Estimasi lain dari dokumen/DED yang beredar — dikutip oleh Cakrawala Banggai — menunjukkan angka Rp 250–350 miliar, termasuk variasi Rp 280 miliar, Rp 300 miliar, bahkan laporan teknis yang menyebut Rp 441,5 miliar untuk total tahapan.
Jalan Lumpoknyo–Pasar Tua
Laporan media berbeda-beda: kisaran Rp 30–50 miliar (alokasi awal) muncul dalam pemberitaan Banggaikece, sementara estimasi lebih besar Rp 120–200+ miliar disampaikan dalam forum teknis dan laporan lain yang menyinggung kebutuhan talud, penanganan abrasi, dan pembebasan lahan.

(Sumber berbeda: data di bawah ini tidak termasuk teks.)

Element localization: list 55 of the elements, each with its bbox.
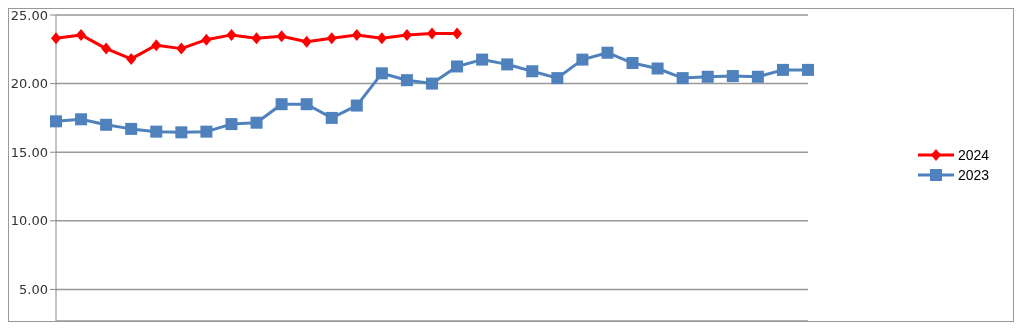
point — [501, 58, 514, 71]
point — [150, 125, 163, 138]
y-tick-label: 20.00 — [10, 76, 48, 92]
y-tick-label: 5.00 — [19, 282, 48, 298]
point — [175, 126, 188, 139]
point — [101, 42, 112, 55]
point — [100, 118, 113, 131]
point — [476, 53, 489, 66]
point — [576, 53, 589, 66]
point — [551, 72, 564, 85]
point — [76, 28, 87, 41]
point — [226, 28, 237, 41]
point — [376, 32, 387, 45]
point — [151, 39, 162, 52]
point — [351, 28, 362, 41]
point — [276, 30, 287, 43]
point — [50, 115, 62, 128]
point — [325, 111, 338, 124]
y-tick-label: 25.00 — [10, 7, 48, 23]
point — [726, 70, 739, 83]
point — [301, 35, 312, 48]
point — [126, 52, 137, 65]
point — [802, 63, 814, 76]
point — [326, 32, 337, 45]
point — [400, 74, 413, 87]
point — [176, 42, 187, 55]
point — [200, 125, 213, 138]
point — [125, 122, 138, 135]
point — [201, 33, 212, 46]
y-tick-label: 10.00 — [10, 213, 48, 229]
point — [75, 113, 88, 126]
point — [701, 70, 714, 83]
point — [676, 72, 689, 85]
point — [275, 98, 288, 111]
point — [225, 118, 238, 131]
legend-label: 2024 — [958, 147, 990, 163]
point — [601, 46, 614, 59]
point — [250, 116, 263, 129]
point — [51, 32, 61, 45]
point — [350, 99, 363, 112]
legend-label: 2023 — [958, 167, 990, 183]
point — [626, 57, 639, 70]
point — [751, 70, 764, 83]
point — [452, 27, 463, 40]
point — [300, 98, 313, 111]
point — [451, 60, 464, 73]
point — [251, 32, 262, 45]
point — [651, 62, 664, 75]
point — [427, 27, 437, 40]
point — [401, 28, 412, 41]
y-tick-label: 15.00 — [10, 144, 48, 160]
point — [526, 65, 539, 78]
point — [776, 63, 789, 76]
point — [375, 67, 388, 80]
point — [426, 77, 438, 90]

Tambahan konteks dinamika proyek jalan juga muncul dalam pemberitaan Sangalu yang menyoroti banyaknya paket jalan lain yang sudah ditender—menggambarkan bagaimana angka alokasi awal sering hanya “pintu masuk” ke komitmen anggaran lebih besar.
Ada pula angka agregat yang menyebut paket awal kedua proyek: Rp 144,8 miliar (RS tahap awal + jalan tahap awal), salah satunya dalam laporan Banggaikece (paket proyek).
Singkatnya: di satu sisi ada angka alokasi tahunan yang kecil; di sisi lain ada estimasi total proyek yang jauh lebih besar — dan publik tidak diberi penjelasan koheren tentang perbedaan ini.